A ‘land-banking’ scheme through which members of the public were invited to invest in plots of land in the hope of profiting from their development potential was a ‘collective investment scheme’ within the meaning of section 235 the Financial Services and Markets Act 2000 and thus subject to regulation by the Financial Services Authority (FSA), the High Court has ruled.
Two companies, one of them English the other Panamanian, had, through their broking and sales staff and with the knowledge of members of their senior management, invited or induced private investors to participate in the scheme – which operated between 2007 and 2012 – without the required authority and in contravention of sections 19 and 21 of the act.
Members of the public had been persuaded to invest substantial sums in the purchase of sub-divided plots on receiving representations from sales personnel that the companies would endeavour to obtain planning consent in respect of them or otherwise seek to have them ‘re-zoned’ for residential building purposes with a view to selling them on to developers at a profit.
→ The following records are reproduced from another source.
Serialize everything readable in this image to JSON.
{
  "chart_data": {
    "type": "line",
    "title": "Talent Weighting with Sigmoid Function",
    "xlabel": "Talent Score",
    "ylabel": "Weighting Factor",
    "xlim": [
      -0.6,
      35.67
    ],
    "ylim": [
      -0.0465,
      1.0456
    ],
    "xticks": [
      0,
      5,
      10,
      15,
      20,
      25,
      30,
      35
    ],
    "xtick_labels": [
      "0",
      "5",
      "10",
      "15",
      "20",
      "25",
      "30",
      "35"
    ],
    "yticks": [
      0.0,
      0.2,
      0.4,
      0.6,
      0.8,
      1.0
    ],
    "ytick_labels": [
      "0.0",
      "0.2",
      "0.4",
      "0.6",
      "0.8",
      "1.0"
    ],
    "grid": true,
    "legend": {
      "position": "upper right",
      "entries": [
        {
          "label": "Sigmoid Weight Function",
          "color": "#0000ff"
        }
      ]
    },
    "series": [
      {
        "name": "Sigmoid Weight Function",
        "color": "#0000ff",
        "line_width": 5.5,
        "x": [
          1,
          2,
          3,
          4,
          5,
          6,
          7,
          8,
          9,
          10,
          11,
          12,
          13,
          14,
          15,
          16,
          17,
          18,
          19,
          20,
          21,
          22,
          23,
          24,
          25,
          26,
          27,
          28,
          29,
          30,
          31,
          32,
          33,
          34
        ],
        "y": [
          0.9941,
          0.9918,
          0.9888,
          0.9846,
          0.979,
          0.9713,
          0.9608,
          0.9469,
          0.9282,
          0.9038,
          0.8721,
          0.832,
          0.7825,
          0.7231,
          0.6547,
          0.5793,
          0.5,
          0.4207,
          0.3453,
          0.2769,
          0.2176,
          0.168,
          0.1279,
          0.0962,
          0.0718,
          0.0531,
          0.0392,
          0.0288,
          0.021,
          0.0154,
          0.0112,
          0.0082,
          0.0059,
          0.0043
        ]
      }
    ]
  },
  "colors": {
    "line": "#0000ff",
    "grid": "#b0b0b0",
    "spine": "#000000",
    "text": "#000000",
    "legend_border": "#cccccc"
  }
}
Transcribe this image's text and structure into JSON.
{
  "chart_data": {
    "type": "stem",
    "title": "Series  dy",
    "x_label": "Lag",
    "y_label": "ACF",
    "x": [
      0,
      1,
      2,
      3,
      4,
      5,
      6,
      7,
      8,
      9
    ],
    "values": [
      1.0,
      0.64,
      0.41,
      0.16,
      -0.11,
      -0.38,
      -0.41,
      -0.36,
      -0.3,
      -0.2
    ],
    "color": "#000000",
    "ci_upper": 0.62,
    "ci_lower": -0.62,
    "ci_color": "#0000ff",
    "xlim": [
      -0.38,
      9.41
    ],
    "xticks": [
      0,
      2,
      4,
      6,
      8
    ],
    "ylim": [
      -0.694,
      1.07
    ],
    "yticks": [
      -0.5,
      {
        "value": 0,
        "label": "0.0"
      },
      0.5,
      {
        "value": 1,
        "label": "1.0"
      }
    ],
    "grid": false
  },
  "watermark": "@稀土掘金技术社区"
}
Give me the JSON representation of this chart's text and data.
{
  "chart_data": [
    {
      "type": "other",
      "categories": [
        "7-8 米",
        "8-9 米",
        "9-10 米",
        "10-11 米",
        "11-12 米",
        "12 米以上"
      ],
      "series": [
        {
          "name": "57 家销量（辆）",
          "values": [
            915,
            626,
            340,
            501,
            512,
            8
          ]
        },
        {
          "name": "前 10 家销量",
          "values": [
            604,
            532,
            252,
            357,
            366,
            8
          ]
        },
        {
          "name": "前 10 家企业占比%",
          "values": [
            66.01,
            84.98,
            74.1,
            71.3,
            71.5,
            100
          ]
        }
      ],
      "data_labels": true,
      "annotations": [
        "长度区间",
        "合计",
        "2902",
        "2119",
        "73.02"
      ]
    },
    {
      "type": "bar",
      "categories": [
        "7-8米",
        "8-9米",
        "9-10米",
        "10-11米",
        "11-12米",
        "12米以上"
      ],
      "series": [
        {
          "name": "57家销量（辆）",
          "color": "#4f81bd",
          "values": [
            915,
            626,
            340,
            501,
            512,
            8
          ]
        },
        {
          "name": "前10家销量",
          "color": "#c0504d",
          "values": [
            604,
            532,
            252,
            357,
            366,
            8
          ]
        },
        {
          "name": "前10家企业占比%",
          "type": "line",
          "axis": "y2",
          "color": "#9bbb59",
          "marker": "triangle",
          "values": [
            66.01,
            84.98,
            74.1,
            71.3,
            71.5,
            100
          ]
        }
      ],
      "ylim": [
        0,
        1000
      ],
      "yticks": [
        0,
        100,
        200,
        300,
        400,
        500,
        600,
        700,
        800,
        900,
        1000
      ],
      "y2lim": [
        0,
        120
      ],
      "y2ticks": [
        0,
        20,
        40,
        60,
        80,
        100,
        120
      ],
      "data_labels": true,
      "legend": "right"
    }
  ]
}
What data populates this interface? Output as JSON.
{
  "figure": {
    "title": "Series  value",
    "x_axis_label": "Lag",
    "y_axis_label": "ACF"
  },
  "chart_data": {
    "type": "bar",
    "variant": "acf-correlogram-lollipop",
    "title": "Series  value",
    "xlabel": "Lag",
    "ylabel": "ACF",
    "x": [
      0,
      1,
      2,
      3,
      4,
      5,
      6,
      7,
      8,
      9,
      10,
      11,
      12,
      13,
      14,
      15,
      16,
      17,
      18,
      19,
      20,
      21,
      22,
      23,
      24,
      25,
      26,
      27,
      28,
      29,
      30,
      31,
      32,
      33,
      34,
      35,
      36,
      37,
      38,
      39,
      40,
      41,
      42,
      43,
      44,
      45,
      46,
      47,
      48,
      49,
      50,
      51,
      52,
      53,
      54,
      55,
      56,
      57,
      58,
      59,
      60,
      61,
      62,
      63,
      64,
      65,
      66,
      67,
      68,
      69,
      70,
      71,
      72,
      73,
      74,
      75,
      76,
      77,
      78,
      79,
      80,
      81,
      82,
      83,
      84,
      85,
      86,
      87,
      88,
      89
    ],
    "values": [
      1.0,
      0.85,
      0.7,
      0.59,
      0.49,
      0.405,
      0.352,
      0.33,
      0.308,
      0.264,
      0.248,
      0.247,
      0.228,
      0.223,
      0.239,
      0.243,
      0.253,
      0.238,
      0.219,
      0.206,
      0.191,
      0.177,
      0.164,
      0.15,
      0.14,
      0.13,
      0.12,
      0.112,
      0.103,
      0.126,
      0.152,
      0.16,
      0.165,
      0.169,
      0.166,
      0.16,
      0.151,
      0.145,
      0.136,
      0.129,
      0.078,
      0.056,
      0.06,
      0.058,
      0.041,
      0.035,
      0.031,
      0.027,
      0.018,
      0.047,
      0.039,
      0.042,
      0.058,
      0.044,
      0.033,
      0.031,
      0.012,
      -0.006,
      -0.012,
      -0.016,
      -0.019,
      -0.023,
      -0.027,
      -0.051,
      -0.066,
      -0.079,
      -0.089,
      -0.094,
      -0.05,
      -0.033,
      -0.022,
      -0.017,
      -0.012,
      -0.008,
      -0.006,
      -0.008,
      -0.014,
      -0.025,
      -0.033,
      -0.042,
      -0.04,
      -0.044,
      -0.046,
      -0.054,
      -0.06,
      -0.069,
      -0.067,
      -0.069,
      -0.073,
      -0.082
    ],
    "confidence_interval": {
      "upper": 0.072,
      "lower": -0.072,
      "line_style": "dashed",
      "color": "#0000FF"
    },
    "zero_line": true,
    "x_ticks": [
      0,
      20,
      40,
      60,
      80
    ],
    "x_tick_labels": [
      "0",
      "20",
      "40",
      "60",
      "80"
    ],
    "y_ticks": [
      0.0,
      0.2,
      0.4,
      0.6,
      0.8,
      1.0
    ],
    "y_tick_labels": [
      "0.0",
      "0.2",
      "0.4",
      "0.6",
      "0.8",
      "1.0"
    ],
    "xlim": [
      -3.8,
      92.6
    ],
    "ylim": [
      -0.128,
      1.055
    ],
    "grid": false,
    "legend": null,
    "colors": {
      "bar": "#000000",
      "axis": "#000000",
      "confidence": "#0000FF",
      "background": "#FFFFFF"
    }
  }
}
The scheme was brought to an end when a worldwide asset freezing order was issued against the companies and members of their management in June 2012.
After hearing evidence from several private investors who lost money through their involvement in the scheme, the court granted to the FSA declarations that both companies had contravened the ban on unauthorised persons operating collective investment schemes and that two members of their senior management had been knowingly concerned in such contraventions. The court granted appropriate injunctive relief and ordered inquiries to be made and accounts to be takn of profits generated by the scheme.